Introduction: On Land (02:02)
Humans use organs that are hundreds of millions of years old. Scientific technology offers a new view of our anatomy, allowing scientists to better understand the development of our organs and what relates us to other species.
Mutation Enhances Hearing (06:58)
Some of our organs have changed place, shape, or function to improve performance or adapt to the environment; bones in our middle ear evolved from our jaws. Biologist Vera Weisbecker studies the jaw and ear structures of reptiles and marsupials.
Female Anatomy (08:40)
Biologist Mihaela Pavlicev contemplates the evolutionary significance of the clitoris. Zoologist Guillaume Lecointre and radiologist Bradley Smith explain vestigial organs and why we have a coccyx.
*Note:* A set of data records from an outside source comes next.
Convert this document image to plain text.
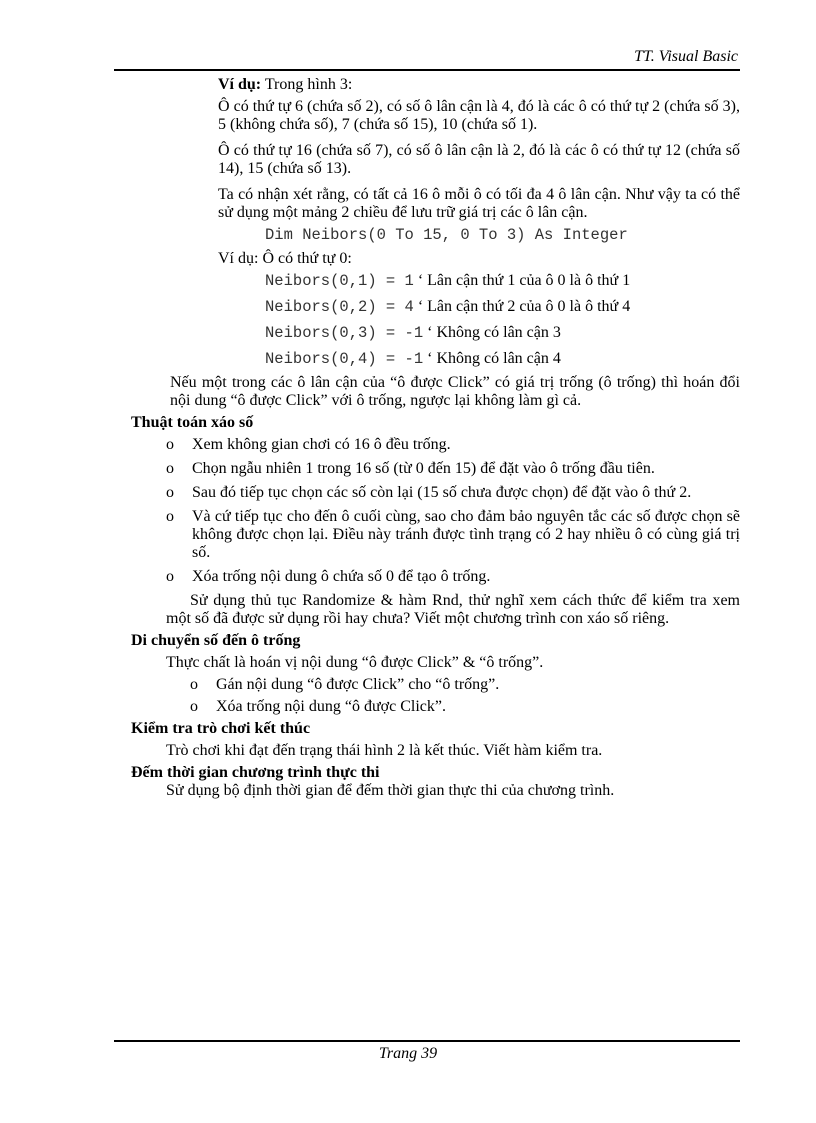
TT. Visual Basic

Ví dụ: Trong hình 3:

Ô có thứ tự 6 (chứa số 2), có số ô lân cận là 4, đó là các ô có thứ tự 2 (chứa số 3), 5 (không chứa số), 7 (chứa số 15), 10 (chứa số 1).

Ô có thứ tự 16 (chứa số 7), có số ô lân cận là 2, đó là các ô có thứ tự 12 (chứa số 14), 15 (chứa số 13).

Ta có nhận xét rằng, có tất cả 16 ô mỗi ô có tối đa 4 ô lân cận. Như vậy ta có thể sử dụng một mảng 2 chiều để lưu trữ giá trị các ô lân cận.

Dim Neibors(0 To 15, 0 To 3) As Integer

Ví dụ: Ô có thứ tự 0:

Neibors(0,1) = 1 ‘ Lân cận thứ 1 của ô 0 là ô thứ 1
Neibors(0,2) = 4 ‘ Lân cận thứ 2 của ô 0 là ô thứ 4
Neibors(0,3) = -1 ‘ Không có lân cận 3
Neibors(0,4) = -1 ‘ Không có lân cận 4

Nếu một trong các ô lân cận của “ô được Click” có giá trị trống (ô trống) thì hoán đổi nội dung “ô được Click” với ô trống, ngược lại không làm gì cả.

Thuật toán xáo số
o Xem không gian chơi có 16 ô đều trống.
o Chọn ngẫu nhiên 1 trong 16 số (từ 0 đến 15) để đặt vào ô trống đầu tiên.
o Sau đó tiếp tục chọn các số còn lại (15 số chưa được chọn) để đặt vào ô thứ 2.
o Và cứ tiếp tục cho đến ô cuối cùng, sao cho đảm bảo nguyên tắc các số được chọn sẽ không được chọn lại. Điều này tránh được tình trạng có 2 hay nhiều ô có cùng giá trị số.
o Xóa trống nội dung ô chứa số 0 để tạo ô trống.

Sử dụng thủ tục Randomize & hàm Rnd, thử nghĩ xem cách thức để kiểm tra xem một số đã được sử dụng rồi hay chưa? Viết một chương trình con xáo số riêng.

Di chuyển số đến ô trống
Thực chất là hoán vị nội dung “ô được Click” & “ô trống”.
o Gán nội dung “ô được Click” cho “ô trống”.
o Xóa trống nội dung “ô được Click”.
Kiểm tra trò chơi kết thúc
Trò chơi khi đạt đến trạng thái hình 2 là kết thúc. Viết hàm kiểm tra.
Đếm thời gian chương trình thực thi
Sử dụng bộ định thời gian để đếm thời gian thực thi của chương trình.
Trang 39
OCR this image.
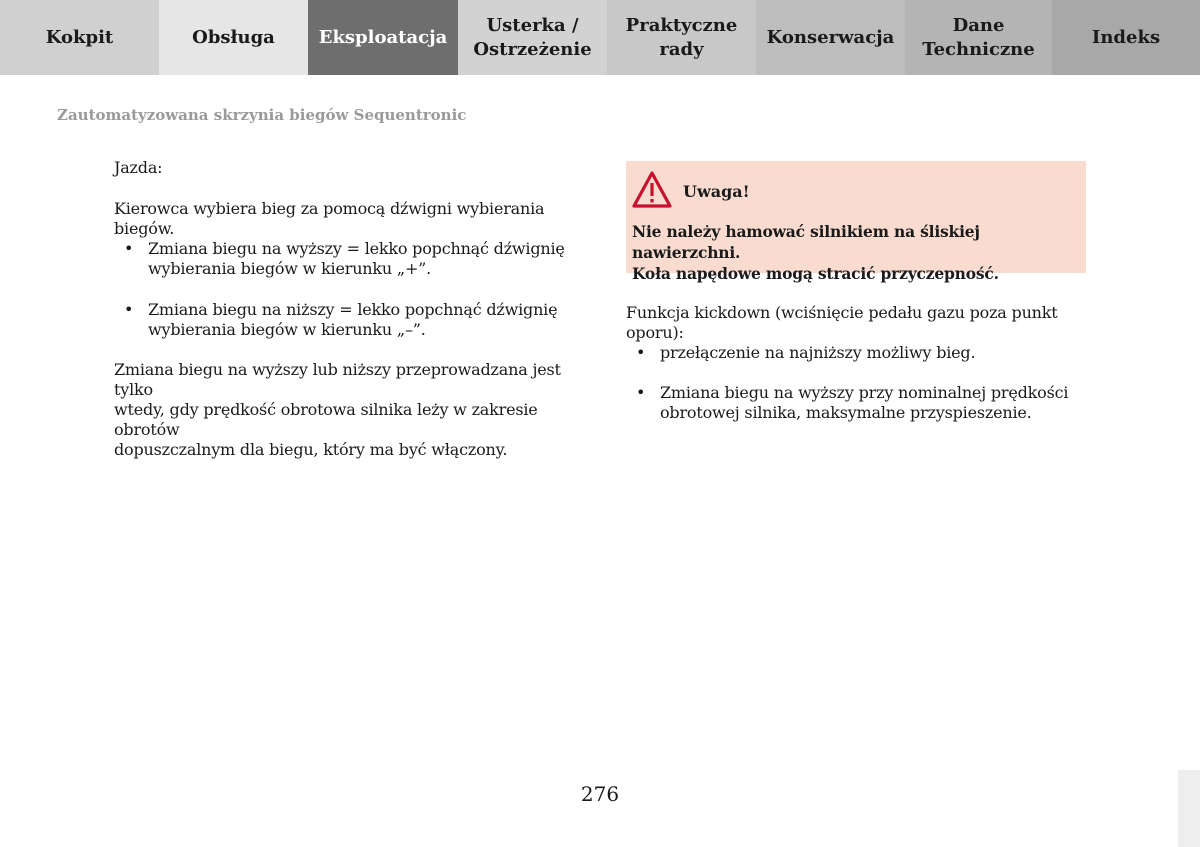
Kokpit	Obsługa Eksploatacja
Usterka /
Ostrzeżenie
Praktyczne
rady
Konserwacja
Dane
Techniczne
Indeks
Zautomatyzowana skrzynia biegów Sequentronic
Jazda:
Kierowca wybiera bieg za pomocą dźwigni wybierania biegów.
• Zmiana biegu na wyższy = lekko popchnąć dźwignię
wybierania biegów w kierunku „+”.
• Zmiana biegu na niższy = lekko popchnąć dźwignię
wybierania biegów w kierunku „–”.
Zmiana biegu na wyższy lub niższy przeprowadzana jest tylko
wtedy, gdy prędkość obrotowa silnika leży w zakresie obrotów
dopuszczalnym dla biegu, który ma być włączony.
Uwaga!
Nie należy hamować silnikiem na śliskiej nawierzchni.
Koła napędowe mogą stracić przyczepność.
Funkcja kickdown (wciśnięcie pedału gazu poza punkt oporu):
• przełączenie na najniższy możliwy bieg.
• Zmiana biegu na wyższy przy nominalnej prędkości
obrotowej silnika, maksymalne przyspieszenie.
276
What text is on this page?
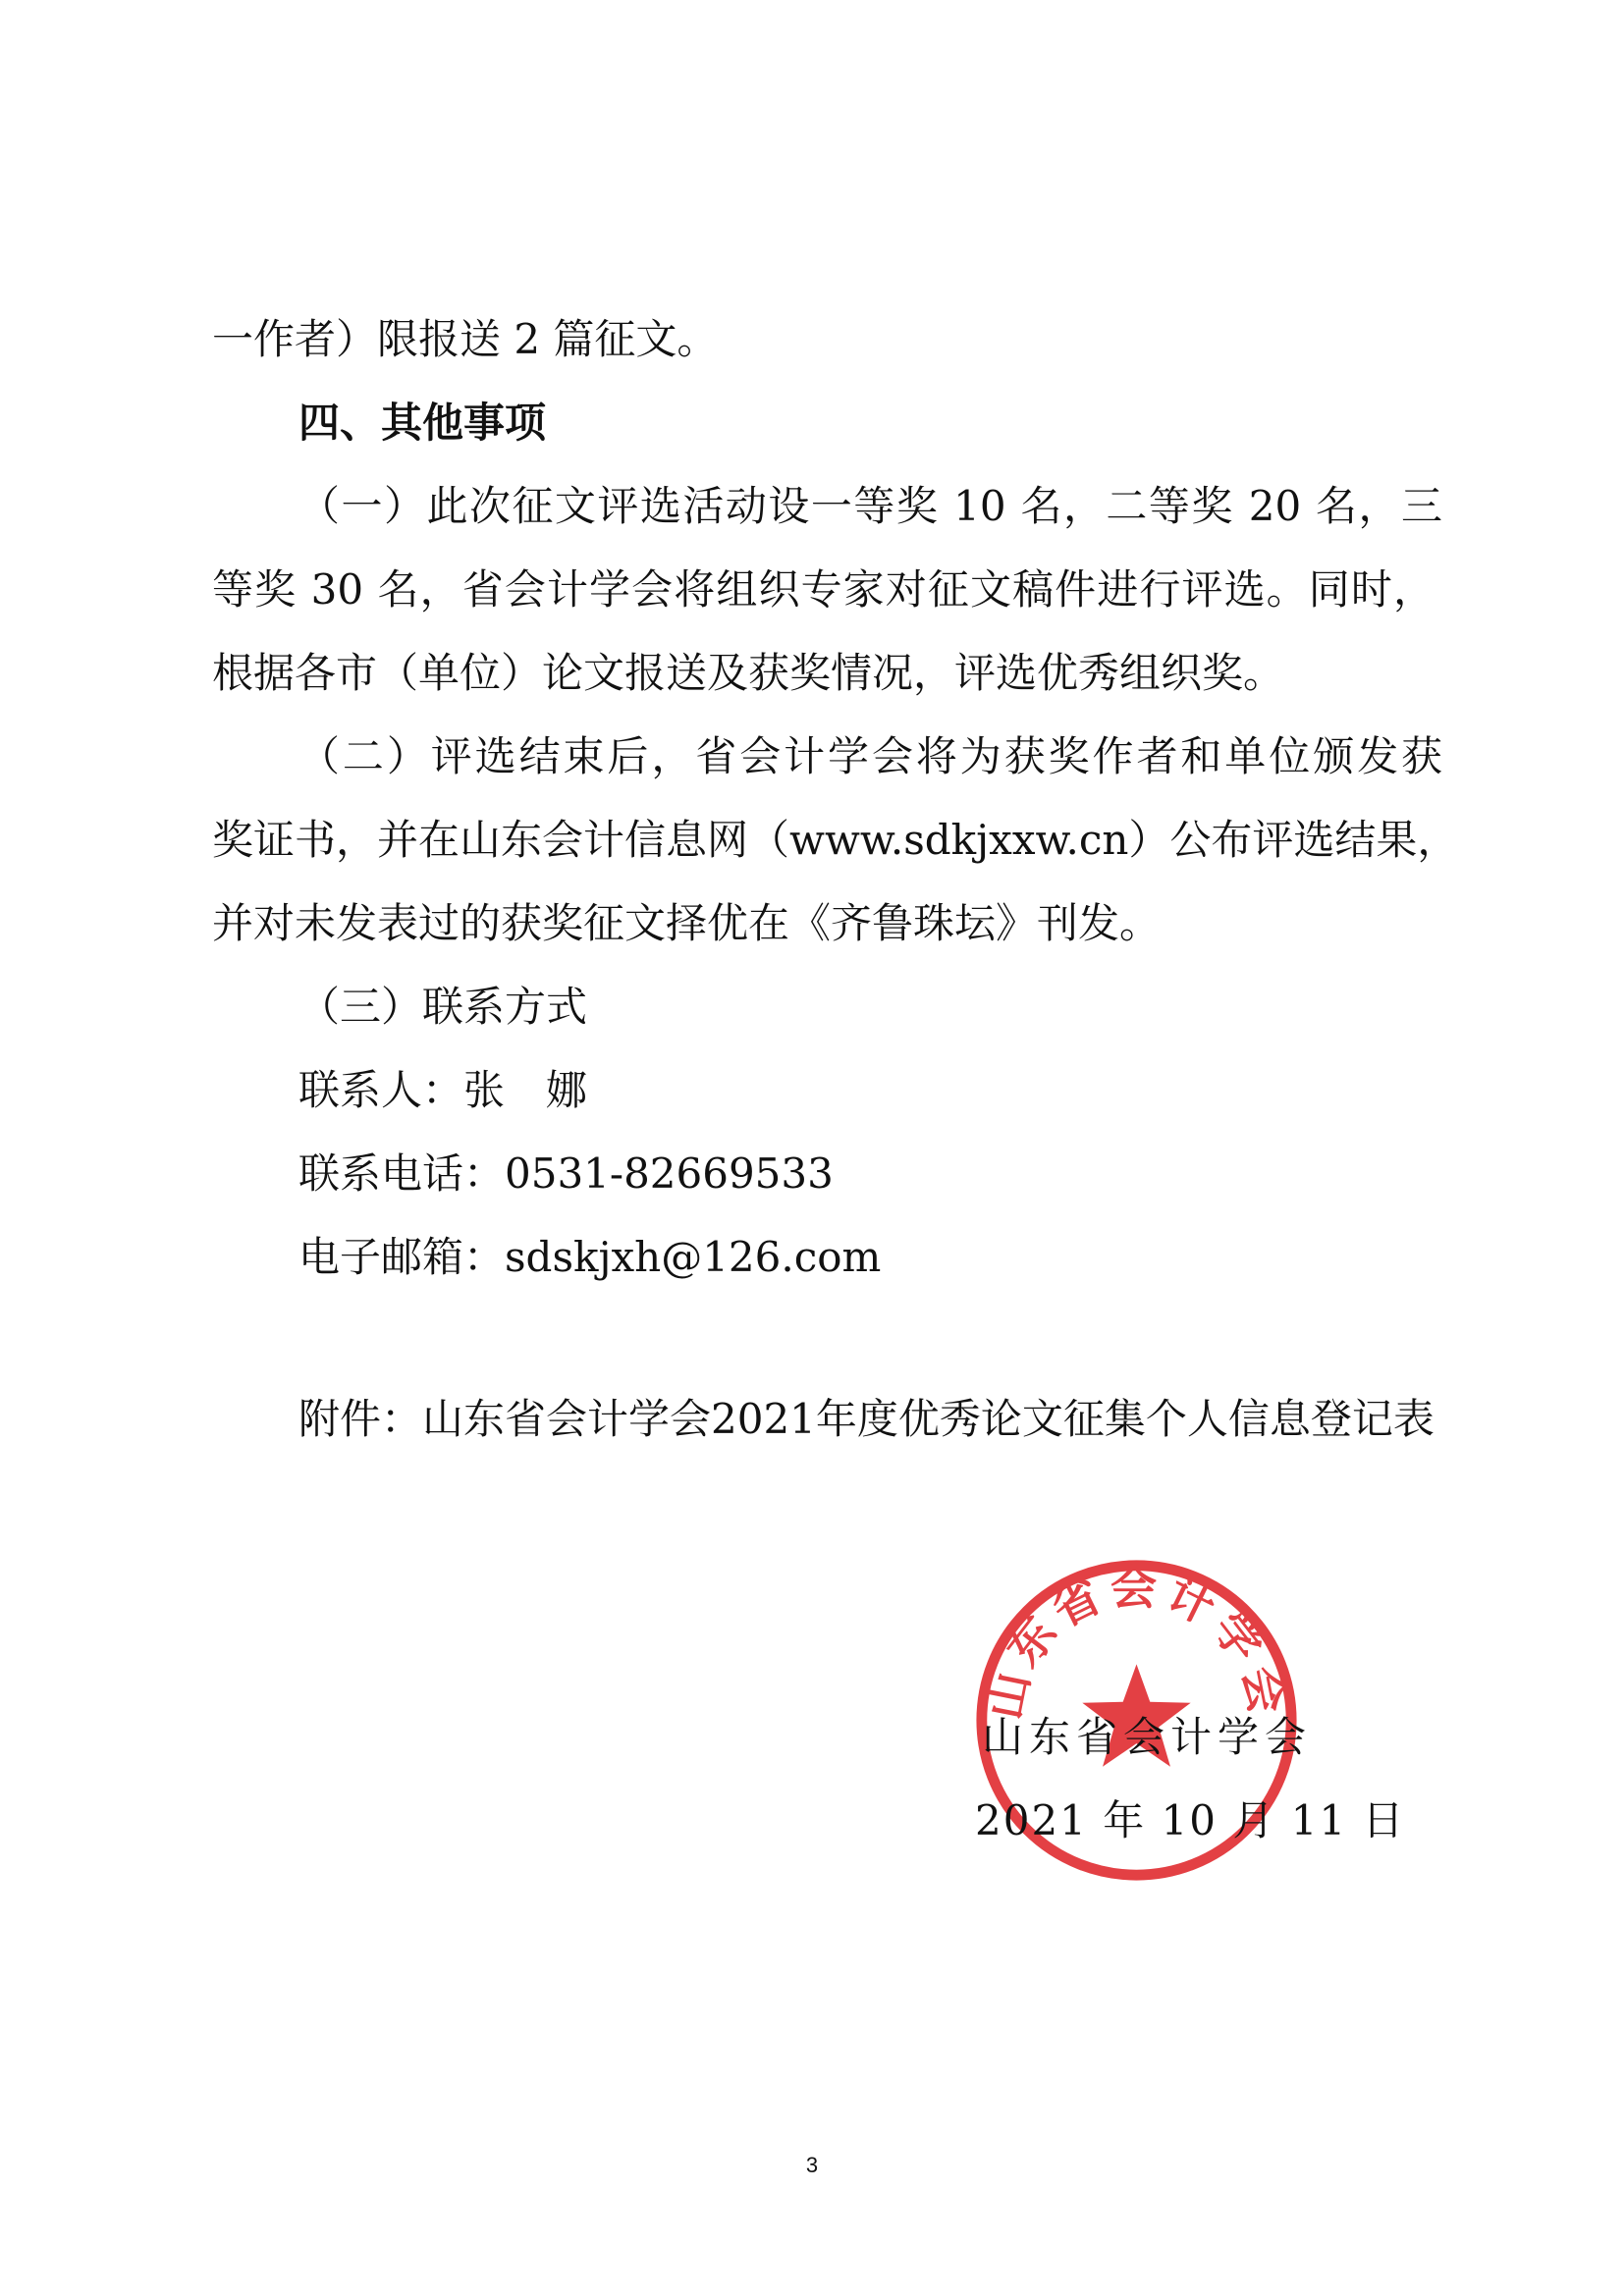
一作者）限报送 2 篇征文。
四、其他事项
（一）此次征文评选活动设一等奖 10 名，二等奖 20 名，三
等奖 30 名，省会计学会将组织专家对征文稿件进行评选。同时，
根据各市（单位）论文报送及获奖情况，评选优秀组织奖。
（二）评选结束后，省会计学会将为获奖作者和单位颁发获
奖证书，并在山东会计信息网（www.sdkjxxw.cn）公布评选结果，
并对未发表过的获奖征文择优在《齐鲁珠坛》刊发。
（三）联系方式
联系人：张　娜
联系电话：0531-82669533
电子邮箱：sdskjxh@126.com
附件：山东省会计学会2021年度优秀论文征集个人信息登记表
山东省会计学会
山东省会计学会
2021 年 10 月 11 日
3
Why Do We Have an Appendix? (06:56)
Researchers Heather Smith and Michel Laurin study the vestigial organ; the earliest known appearance is in monotremes. Gastroenterologist William Parker has discovered a correlation between the organ and beneficial bacteria.
Cognition in Primates (05:08)
The modern human brain is about one million-years-old. Paleoanthropologist Antoine Balzeau questions its uniqueness in the animal kingdom. Neanderthals had 20% more gray matter than we do.
Hand Evolution (05:09)
Hands allow humans to touch, manipulate, and act upon the world; their evolution can be traced back 350 million years. Anthropologist Sergio Almécija studies the hands of modern and prehistoric humans and great apes.
Ape Fossils (05:05)
Almécija searches for fossils in Spain and visits a museum displaying the skeleton of pierolapithecus catalaunicus. He believes that walking upright led to changes in the evolution of human hands.
Adapting Organs (11:22)
Biologist Henrik Kaessmann studies organ development in placental mammals, marsupials, and egg-laying monotremes. Ecologist Josh Griffiths helps catch a platypus. Organs come from a mold that is common to all vertebrates; they are constantly evolving.